A magpie meander turned up these temptations in Kalk Bay: Spices in brown bags for sale amid the collectables in Shor Bazaar, named after the 'thieves market' in Bombay. A set of Thomas Baines prints at Graciously Ancient.
A weird mix of antique furniture, peppered with African artefacts, at two shops in one building - Belle Ombre Antiques and African Art. Ballot papers from South Africa's first democratic election in 1994, juke boxes and old Cape furniture at The Railway House. A very bad place for bulls, amid thousands of plates and more at The What Not and China Town.
Tram benches, a brass ship's foghorn, old toys and official red post boxes in the Kalk Bay Trading Post at the old post office. Vintage wine and jewellery at the Kalk Bay Antiques Centre.
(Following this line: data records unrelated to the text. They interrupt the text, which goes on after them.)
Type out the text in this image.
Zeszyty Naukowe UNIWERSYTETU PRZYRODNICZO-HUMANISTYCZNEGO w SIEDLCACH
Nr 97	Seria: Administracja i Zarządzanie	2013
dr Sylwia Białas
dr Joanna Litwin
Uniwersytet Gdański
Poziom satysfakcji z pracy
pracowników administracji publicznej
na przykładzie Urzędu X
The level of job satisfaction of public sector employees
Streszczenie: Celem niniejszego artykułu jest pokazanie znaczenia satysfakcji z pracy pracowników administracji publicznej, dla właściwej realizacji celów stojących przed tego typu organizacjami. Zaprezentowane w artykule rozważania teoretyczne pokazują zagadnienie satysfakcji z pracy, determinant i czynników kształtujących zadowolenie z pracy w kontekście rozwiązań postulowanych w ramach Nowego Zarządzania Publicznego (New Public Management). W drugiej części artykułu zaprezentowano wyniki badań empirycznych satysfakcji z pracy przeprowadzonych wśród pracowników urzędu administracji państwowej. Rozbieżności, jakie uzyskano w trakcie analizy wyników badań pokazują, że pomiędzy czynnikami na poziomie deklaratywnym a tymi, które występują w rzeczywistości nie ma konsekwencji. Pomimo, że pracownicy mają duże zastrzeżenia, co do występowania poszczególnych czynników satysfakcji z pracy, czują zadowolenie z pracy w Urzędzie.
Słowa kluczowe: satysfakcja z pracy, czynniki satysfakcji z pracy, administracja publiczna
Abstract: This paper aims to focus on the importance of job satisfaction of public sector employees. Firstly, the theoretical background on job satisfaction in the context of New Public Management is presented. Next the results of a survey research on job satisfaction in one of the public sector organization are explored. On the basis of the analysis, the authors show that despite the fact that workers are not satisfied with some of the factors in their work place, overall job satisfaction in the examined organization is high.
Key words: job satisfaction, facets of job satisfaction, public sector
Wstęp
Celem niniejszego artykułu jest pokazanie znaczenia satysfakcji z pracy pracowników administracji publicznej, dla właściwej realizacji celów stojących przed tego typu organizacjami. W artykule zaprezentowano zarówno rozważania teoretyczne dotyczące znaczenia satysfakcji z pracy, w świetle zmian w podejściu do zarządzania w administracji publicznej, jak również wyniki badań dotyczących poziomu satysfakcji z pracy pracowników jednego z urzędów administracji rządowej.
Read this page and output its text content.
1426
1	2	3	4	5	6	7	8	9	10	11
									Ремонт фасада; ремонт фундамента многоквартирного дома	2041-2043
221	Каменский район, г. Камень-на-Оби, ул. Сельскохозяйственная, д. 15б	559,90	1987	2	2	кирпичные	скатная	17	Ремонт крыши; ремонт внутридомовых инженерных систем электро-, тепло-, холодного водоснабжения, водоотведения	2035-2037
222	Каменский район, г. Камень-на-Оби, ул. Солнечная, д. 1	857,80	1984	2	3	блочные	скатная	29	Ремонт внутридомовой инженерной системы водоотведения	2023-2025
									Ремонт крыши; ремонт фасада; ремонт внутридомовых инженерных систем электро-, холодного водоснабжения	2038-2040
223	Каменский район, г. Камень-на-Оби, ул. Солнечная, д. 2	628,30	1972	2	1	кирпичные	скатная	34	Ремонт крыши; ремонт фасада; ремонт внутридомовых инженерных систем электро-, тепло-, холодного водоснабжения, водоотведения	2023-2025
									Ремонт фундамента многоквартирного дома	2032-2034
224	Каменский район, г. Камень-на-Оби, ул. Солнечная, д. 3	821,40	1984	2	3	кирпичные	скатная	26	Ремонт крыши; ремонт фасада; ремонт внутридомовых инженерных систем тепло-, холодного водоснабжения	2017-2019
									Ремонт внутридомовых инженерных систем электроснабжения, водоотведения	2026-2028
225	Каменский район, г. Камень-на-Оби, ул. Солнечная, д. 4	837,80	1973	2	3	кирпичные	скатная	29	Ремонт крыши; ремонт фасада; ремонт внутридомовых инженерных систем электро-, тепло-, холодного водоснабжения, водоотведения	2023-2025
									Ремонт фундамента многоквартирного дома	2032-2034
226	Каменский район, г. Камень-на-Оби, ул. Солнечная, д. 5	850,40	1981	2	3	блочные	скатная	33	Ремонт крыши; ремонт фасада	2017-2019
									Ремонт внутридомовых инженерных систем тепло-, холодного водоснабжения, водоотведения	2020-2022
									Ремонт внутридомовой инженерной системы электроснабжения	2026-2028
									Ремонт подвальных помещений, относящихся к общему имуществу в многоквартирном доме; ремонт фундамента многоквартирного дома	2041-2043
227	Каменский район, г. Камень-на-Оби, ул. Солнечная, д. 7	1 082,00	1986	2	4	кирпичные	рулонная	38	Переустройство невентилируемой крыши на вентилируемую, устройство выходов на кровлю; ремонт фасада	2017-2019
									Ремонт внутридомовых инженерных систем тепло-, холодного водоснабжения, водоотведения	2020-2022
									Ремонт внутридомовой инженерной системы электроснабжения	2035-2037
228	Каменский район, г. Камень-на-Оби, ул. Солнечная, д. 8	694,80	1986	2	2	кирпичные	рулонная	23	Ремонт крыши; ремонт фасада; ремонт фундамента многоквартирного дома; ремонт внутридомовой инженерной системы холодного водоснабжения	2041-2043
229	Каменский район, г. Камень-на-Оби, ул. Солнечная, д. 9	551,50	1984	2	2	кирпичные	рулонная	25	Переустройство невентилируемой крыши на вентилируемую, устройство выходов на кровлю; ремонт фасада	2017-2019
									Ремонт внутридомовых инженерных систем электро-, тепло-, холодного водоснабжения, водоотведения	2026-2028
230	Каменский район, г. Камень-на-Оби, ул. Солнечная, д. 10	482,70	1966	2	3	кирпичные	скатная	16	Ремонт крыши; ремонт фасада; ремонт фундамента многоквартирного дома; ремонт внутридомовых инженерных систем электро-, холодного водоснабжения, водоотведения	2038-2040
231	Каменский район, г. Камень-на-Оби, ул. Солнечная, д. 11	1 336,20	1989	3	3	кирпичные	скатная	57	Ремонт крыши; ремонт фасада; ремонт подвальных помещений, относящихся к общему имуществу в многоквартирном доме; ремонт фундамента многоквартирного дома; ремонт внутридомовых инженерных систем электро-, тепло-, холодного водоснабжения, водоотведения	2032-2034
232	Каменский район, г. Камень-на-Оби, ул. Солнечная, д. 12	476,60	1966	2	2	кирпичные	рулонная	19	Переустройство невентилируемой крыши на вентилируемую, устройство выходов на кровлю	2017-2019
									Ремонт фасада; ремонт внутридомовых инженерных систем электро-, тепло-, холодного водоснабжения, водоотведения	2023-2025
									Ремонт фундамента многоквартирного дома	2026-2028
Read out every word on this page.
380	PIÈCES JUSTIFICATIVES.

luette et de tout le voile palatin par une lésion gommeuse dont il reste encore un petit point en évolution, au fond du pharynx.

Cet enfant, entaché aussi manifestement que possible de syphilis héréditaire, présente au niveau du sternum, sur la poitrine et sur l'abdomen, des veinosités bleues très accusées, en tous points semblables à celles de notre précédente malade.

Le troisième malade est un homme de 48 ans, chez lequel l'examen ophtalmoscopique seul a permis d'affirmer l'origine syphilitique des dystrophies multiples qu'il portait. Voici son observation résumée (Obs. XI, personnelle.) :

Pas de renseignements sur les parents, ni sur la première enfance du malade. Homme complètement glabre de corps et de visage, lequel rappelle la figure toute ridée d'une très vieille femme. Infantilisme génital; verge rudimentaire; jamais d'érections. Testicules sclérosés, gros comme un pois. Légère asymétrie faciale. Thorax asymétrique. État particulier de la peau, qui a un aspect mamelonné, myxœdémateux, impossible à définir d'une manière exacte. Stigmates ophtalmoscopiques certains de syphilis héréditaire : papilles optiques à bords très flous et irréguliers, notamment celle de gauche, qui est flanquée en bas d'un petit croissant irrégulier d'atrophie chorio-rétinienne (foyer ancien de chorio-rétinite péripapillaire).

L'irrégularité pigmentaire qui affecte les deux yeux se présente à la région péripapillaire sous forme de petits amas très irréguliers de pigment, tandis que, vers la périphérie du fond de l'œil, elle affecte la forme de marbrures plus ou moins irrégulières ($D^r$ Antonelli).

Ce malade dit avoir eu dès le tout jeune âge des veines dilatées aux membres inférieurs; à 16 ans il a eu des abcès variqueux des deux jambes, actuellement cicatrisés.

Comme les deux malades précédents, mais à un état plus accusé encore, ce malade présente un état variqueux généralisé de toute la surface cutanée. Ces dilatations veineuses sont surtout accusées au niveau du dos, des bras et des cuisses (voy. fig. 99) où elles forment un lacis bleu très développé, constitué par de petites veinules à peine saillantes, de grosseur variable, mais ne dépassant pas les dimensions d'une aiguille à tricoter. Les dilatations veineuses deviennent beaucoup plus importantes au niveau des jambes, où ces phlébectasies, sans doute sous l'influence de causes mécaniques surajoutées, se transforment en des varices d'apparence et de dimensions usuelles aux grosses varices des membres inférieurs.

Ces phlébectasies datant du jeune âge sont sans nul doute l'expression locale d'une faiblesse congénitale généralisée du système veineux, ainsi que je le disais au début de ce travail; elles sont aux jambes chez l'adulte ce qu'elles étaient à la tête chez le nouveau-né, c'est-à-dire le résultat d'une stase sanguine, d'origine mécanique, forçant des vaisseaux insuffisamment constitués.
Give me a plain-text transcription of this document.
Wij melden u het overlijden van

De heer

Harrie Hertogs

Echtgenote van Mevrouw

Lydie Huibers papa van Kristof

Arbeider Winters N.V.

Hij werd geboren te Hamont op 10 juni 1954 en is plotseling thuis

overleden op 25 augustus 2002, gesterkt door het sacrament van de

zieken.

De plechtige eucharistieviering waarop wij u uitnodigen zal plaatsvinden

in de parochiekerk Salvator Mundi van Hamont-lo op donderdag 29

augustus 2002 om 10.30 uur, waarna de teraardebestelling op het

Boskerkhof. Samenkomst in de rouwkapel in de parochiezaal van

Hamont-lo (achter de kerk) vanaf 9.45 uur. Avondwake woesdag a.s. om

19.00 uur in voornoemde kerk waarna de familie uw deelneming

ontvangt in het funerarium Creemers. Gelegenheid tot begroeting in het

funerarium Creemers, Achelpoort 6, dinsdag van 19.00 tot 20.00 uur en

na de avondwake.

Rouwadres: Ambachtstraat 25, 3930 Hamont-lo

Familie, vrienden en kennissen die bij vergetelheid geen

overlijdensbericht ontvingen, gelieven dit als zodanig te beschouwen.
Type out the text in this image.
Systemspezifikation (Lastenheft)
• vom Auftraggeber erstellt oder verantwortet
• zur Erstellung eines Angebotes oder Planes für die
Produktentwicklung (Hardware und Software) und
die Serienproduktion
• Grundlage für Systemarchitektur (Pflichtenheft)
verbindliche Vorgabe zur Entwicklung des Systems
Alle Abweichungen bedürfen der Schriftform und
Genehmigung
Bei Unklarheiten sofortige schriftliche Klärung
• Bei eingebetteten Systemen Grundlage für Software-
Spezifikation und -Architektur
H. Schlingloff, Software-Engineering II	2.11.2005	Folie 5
Magnificent clocks and fancy leather top hat boxes at Tim Curtis Antiques.
Cries of London prints on the wall at Cries of London. Art, books, Africana and very old bones at Quagga Trading. Africana, a beautiful roll-top desk and suitably ancient African masks in the dim interior of the Treasure Trove. If time permits, head for historic Simon's Town for some maritime memorabilia or even a boat trip - simply remain on the Main Road for another nine kilometres, keeping the sea to your left all the way.